Elvis’s family is devastated. His younger brother, Miziayifani Nyathi says the family is not coping well with the tragedy.  

“Eish, the family is just disturbed with this whole thing. For such a thing to happen, yet, the guy didn’t do anything. So, it’s really traumatic,” he says. 

According to Miziayifani, Elvis’ sin was being outside as the group was searching for everyone in the shacks. 

“They accused him of being outside while everyone was inside because he tried to hide behind this (place) since he’d heard these people talking about ID, passport and all that. So, that’s how they caught him.” 

The younger brother, who has been in the country since 2003, says Elvis got up on the morning of Wednesday and went to work as a gardener in Fourways as usual, oblivious of the fate that awaited him on his return later in the evening. 

“On Wednesday, he got up and went to work. He was doing garden, (in) Fourways Douglasdale. He spent the whole day that side, until 15h00 when he knocked off. He was there with my sister. They worked together on that side. Then after that, he knocked off and they came here. By the time, these people came in they were watching TV and then they heard loud voices from outside. My brother then came outside, because they were so scared because of this noise and people knocking on the door,” he explains. 

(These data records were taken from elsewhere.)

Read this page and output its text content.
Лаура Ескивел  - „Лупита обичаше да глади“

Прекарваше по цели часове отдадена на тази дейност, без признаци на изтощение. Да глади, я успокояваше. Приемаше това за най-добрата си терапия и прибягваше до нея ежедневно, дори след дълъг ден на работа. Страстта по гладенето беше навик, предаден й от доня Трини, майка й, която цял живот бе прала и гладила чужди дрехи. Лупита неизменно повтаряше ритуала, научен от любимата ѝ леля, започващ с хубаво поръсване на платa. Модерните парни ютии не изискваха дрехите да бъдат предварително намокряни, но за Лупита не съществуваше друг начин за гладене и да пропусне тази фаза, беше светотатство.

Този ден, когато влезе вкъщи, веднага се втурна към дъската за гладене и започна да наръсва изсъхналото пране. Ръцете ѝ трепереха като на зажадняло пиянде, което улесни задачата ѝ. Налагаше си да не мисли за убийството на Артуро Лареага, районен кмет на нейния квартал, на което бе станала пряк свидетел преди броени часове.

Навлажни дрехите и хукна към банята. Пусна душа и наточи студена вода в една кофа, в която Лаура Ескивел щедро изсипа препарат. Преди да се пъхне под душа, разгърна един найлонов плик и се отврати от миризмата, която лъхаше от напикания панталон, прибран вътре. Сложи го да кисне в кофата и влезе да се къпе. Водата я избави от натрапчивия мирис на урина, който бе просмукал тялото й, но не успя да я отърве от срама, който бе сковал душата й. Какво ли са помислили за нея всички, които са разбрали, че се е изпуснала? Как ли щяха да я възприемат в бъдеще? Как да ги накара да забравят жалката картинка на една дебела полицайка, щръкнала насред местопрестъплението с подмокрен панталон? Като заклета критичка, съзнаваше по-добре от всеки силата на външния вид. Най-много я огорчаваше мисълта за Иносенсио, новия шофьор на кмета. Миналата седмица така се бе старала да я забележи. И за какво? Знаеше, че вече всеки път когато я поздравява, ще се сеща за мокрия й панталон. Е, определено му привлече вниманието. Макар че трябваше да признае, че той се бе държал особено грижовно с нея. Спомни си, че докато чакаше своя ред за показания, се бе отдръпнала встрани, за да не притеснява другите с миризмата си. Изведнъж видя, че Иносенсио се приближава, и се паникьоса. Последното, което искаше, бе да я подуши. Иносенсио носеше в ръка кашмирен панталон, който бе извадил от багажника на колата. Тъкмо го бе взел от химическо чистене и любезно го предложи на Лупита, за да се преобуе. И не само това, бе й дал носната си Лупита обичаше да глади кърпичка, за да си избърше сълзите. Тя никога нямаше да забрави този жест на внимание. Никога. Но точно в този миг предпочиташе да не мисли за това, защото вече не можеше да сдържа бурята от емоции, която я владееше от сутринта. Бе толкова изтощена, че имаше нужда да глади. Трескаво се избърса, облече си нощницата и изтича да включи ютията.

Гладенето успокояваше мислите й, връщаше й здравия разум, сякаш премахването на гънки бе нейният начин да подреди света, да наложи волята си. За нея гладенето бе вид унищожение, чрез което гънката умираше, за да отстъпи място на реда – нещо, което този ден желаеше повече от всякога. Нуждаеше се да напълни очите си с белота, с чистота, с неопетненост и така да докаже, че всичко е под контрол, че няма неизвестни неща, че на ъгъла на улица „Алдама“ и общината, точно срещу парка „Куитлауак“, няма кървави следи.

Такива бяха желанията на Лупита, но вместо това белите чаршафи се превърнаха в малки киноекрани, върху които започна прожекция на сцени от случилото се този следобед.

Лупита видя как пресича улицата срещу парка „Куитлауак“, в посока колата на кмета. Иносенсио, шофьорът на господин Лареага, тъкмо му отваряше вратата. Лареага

Blood splatter remains visible on the door outside the compound – a painful reminder to the family of Elvis’ final moments.

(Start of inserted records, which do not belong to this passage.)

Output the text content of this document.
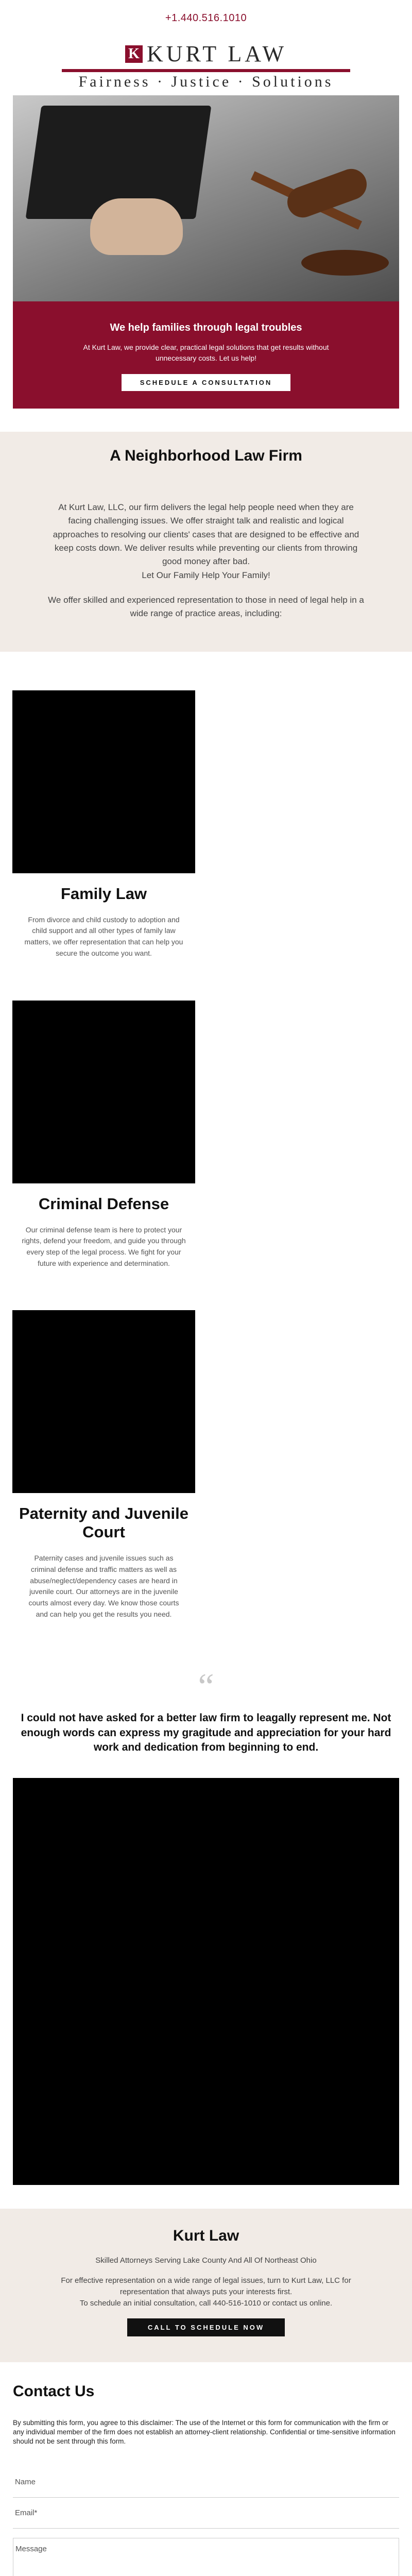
+1.440.516.1010
K KURT LAW
Fairness · Justice · Solutions
We help families through legal troubles
At Kurt Law, we provide clear, practical legal solutions that get results without unnecessary costs. Let us help!
SCHEDULE A CONSULTATION
A Neighborhood Law Firm

At Kurt Law, LLC, our firm delivers the legal help people need when they are facing challenging issues. We offer straight talk and realistic and logical approaches to resolving our clients' cases that are designed to be effective and keep costs down. We deliver results while preventing our clients from throwing good money after bad.
Let Our Family Help Your Family!

We offer skilled and experienced representation to those in need of legal help in a wide range of practice areas, including:

Family Law

From divorce and child custody to adoption and child support and all other types of family law matters, we offer representation that can help you secure the outcome you want.

Criminal Defense

Our criminal defense team is here to protect your rights, defend your freedom, and guide you through every step of the legal process. We fight for your future with experience and determination.

Paternity and Juvenile Court

Paternity cases and juvenile issues such as criminal defense and traffic matters as well as abuse/neglect/dependency cases are heard in juvenile court. Our attorneys are in the juvenile courts almost every day. We know those courts and can help you get the results you need.

“
I could not have asked for a better law firm to leagally represent me. Not enough words can express my gragitude and appreciation for your hard work and dedication from beginning to end.
Kurt Law
Skilled Attorneys Serving Lake County And All Of Northeast Ohio

For effective representation on a wide range of legal issues, turn to Kurt Law, LLC for representation that always puts your interests first.

To schedule an initial consultation, call 440-516-1010 or contact us online.

CALL TO SCHEDULE NOW
Contact Us
By submitting this form, you agree to this disclaimer: The use of the Internet or this form for communication with the firm or any individual member of the firm does not establish an attorney-client relationship. Confidential or time-sensitive information should not be sent through this form.
Name
Email*
Message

“Mzi, we need to clean this off,” Elvis’ sister remarks.

Earlier, the EFF visited the EFF, visited the compound to console the family. 

Their visit was followed by officials from the Zimbabwean Embassy in South Africa who had come to offer their support with the repatriation of Elvis’ remains back to Zimbabwe where his four children live.  

‘Criminal elements’

Action SA Coordinator in Diepsloot and one of the community leaders, Armstrong Nombaba, has lambasted what he terms criminal elements that hijacked the protests in Diepsloot and killed Nyathi. 

Speaking outside the local Youth Centre hall where Police Minister Bheki Cele, Police Commissioner Fannie Masemola, Home Affairs Minister Aaron Motsoaledi, Gauteng Premier David Makhura among other officials are locked up in a stakeholder meeting with some community members and councillors, Nombaba has described Nyathi’s murder as “anti-human”. 

He says those responsible must face the law.  

“If the councillors are going to convene a meeting and then someone died in that manner, we feel someone should suffer the consequences. Because the person that was killed … the information that we got … the people who were protesting, having pangas and whatever, even if you were South African you were going to run away. The manner in which they were doing (sic) you were going to run away. They find people on the street, sitting, I don’t know what they were doing, they ran away (sic). When they ran away one person was caught. This is the information that I got, I was not there and that person was burnt. I have got a video here,” says Nombaba. 

Miziayifani says the family is scheduled to meet on Sunday to finalise the funeral arrangements.